Лишь в пятницу расстались. Срок недавний, а я уже пишу все неисправней, и ветер непременно б хлопал ставней, когда бы хоть одна в Москве была. И как в картинку к школьной теореме, я вглядываюсь пристально во время, в глазах круги, поламывает темя и мысль моя калится добела.

Лишь в пятницу расстались. Что же дальше? Одно я знаю точно: чтоб без фальши. Ведь счастью, вероятно, будет край же и вот тогда - не подведи нас вкус! Я, в сущности, антирелигиозен, но вот прогноз неимоверно грозен. Конечно, мы погибнем.
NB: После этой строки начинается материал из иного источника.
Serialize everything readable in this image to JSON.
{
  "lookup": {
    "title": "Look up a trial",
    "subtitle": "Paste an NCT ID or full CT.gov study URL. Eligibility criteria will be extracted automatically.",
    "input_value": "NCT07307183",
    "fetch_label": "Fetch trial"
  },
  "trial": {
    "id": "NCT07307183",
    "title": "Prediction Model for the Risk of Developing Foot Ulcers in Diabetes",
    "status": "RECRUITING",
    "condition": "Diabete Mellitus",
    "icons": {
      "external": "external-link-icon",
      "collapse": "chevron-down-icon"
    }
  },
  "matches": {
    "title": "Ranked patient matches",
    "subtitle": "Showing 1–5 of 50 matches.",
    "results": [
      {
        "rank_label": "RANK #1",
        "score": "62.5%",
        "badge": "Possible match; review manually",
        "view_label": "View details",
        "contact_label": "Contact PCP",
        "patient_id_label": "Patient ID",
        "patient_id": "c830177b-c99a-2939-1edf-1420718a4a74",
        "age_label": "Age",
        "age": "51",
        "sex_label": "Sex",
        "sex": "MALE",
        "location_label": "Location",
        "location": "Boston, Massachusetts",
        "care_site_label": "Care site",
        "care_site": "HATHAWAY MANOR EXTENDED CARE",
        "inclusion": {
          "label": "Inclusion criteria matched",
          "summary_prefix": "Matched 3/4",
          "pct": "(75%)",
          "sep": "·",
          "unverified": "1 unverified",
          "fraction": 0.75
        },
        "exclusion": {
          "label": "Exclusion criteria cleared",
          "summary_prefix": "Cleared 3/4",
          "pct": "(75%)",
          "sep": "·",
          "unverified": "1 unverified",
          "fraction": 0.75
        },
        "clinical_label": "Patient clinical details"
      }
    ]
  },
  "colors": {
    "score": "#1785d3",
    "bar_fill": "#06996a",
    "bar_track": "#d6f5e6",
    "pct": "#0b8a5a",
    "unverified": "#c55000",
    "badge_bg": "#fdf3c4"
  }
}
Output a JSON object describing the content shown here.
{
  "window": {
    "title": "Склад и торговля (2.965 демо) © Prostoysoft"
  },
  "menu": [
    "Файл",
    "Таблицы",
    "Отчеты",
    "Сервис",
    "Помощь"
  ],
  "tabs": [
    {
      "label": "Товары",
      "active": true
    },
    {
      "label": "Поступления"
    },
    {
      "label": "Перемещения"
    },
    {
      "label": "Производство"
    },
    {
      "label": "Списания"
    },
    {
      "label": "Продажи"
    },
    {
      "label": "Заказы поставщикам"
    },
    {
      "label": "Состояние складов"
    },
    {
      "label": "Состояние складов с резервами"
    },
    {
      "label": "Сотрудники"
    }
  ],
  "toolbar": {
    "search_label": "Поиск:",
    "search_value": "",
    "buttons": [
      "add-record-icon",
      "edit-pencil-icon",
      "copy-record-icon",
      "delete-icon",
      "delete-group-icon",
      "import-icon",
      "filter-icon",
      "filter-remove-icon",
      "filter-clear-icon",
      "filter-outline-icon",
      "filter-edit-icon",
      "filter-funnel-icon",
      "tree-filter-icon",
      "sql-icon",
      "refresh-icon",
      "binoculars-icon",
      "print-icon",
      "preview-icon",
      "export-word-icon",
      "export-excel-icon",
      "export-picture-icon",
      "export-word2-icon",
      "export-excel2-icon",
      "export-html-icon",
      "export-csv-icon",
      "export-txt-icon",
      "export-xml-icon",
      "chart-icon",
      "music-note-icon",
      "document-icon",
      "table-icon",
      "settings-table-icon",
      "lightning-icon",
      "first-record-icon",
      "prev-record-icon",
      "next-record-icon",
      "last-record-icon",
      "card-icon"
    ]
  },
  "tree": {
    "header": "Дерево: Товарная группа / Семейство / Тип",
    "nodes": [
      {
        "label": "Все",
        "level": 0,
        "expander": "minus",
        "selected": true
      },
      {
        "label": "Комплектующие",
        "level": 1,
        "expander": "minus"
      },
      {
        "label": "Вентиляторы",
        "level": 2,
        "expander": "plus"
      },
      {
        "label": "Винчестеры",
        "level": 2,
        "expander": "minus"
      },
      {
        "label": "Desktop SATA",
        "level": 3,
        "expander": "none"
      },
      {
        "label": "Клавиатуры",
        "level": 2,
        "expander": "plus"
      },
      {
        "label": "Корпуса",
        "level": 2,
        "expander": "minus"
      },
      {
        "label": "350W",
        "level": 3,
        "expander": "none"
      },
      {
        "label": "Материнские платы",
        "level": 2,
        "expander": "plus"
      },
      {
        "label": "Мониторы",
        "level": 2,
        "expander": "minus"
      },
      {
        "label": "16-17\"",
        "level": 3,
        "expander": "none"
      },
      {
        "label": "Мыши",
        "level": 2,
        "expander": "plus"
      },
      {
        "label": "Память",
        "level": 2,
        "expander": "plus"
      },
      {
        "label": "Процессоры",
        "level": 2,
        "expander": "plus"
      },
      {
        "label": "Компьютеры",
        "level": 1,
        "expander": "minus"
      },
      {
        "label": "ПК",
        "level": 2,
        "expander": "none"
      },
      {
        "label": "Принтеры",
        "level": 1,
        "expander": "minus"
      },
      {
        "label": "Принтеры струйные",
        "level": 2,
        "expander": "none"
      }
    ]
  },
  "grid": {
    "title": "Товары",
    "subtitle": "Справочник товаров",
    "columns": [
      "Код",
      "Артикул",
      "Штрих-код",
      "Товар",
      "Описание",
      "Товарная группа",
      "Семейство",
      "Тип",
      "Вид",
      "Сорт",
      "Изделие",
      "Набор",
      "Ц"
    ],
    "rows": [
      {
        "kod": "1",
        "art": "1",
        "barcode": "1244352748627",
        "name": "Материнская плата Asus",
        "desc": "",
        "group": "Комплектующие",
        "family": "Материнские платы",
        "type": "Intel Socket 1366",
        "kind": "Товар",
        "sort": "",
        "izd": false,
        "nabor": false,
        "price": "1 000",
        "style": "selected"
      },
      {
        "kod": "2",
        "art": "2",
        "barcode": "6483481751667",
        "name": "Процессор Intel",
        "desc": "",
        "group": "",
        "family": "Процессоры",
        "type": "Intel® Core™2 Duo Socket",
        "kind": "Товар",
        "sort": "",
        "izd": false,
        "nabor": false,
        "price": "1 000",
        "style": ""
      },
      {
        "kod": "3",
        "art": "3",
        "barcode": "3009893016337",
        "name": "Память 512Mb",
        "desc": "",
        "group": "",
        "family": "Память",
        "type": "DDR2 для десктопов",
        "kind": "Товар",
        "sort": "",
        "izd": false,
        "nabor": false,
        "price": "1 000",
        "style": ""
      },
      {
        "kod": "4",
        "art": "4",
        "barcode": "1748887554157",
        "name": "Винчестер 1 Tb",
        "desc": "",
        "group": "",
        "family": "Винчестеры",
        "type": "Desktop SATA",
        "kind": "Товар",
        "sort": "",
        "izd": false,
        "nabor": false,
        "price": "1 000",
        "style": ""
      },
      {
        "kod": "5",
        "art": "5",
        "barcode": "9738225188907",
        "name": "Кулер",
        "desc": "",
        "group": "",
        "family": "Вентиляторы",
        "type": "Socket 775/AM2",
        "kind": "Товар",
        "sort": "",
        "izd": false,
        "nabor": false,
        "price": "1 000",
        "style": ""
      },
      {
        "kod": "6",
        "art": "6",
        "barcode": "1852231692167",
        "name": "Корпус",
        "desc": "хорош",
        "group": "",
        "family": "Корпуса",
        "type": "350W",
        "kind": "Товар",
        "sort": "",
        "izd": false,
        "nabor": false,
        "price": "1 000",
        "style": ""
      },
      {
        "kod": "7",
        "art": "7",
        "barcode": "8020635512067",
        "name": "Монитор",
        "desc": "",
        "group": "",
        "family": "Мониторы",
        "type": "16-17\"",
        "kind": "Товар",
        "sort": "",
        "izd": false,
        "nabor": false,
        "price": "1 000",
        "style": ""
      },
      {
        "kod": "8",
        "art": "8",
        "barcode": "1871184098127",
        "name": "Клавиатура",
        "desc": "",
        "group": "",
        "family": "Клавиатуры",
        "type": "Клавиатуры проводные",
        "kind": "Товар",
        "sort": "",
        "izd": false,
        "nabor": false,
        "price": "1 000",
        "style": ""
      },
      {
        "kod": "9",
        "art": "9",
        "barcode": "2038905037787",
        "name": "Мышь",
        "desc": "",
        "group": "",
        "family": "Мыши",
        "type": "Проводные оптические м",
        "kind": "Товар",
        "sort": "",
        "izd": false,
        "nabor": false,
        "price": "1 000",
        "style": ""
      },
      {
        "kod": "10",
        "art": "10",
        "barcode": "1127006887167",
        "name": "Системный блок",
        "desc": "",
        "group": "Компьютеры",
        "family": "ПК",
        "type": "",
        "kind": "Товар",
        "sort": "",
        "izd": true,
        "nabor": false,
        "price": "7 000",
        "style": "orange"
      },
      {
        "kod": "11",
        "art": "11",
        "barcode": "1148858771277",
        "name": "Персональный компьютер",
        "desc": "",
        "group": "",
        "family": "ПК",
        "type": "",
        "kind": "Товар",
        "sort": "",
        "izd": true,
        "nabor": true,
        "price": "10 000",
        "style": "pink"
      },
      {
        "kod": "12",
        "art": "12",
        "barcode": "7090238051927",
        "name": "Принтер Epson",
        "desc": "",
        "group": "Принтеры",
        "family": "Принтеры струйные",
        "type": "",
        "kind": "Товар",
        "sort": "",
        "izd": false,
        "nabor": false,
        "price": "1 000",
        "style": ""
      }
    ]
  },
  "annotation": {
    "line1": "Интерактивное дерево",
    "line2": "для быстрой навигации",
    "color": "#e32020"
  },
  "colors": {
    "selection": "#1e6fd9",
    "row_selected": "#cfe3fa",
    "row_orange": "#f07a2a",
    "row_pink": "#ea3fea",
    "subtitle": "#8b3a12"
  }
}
Но попросим, чтоб нас простил распятый Иисус.

35.

Мысль, до слезы комическая: жизнь проживать в кредит. Аэродинамическая гулко труба гудит.

Аэродинамическая грозно гудит труба. Белое вижу личико я это моя судьба.

Стекла в окошке названивают, ветер гудит сквозной. Видимо, что и названия нет сделанному со мной.

Чем же потом расплачиваться? Счастье, конечно, но девочка вдруг расплачется, я стану глядеть в окно.

Будущее предрекаемо ли, коль уже сделан шаг? Бога для пустяка не моли, кто мы Ему? - пустяк.

В туши ресниц твоих выпачкал я нос, а мы оба - лбы. Аэродинамическая злая труба судьбы.

36.

О льняное полотно стерты локти и коленки, и уже с тобой по стенке ходим мы давным-давно,

как старуха и старик: чтоб не дай Бог не свалиться. Ну а лица, наши лица! все написано на них:

эти черные круги под счастливыми глазами... Вы не пробовали сами? Вот же, право, дураки!

37.

Я никак не могу отвязаться от привкуса тлена в поцелуе твоих удивительно ласковых уст... Дикий ужас проклятия: не до седьмого колена, но до пор, пока мир этот станет безлюден и пуст.

В беспрерывном бурчаньи земли ненасытной утроба, в беспрерывном бурчаньи, бросающем в пот и в озноб. У постели твоей на коленях стою, как у гроба, и целую тебя, как целуют покойников: в лоб.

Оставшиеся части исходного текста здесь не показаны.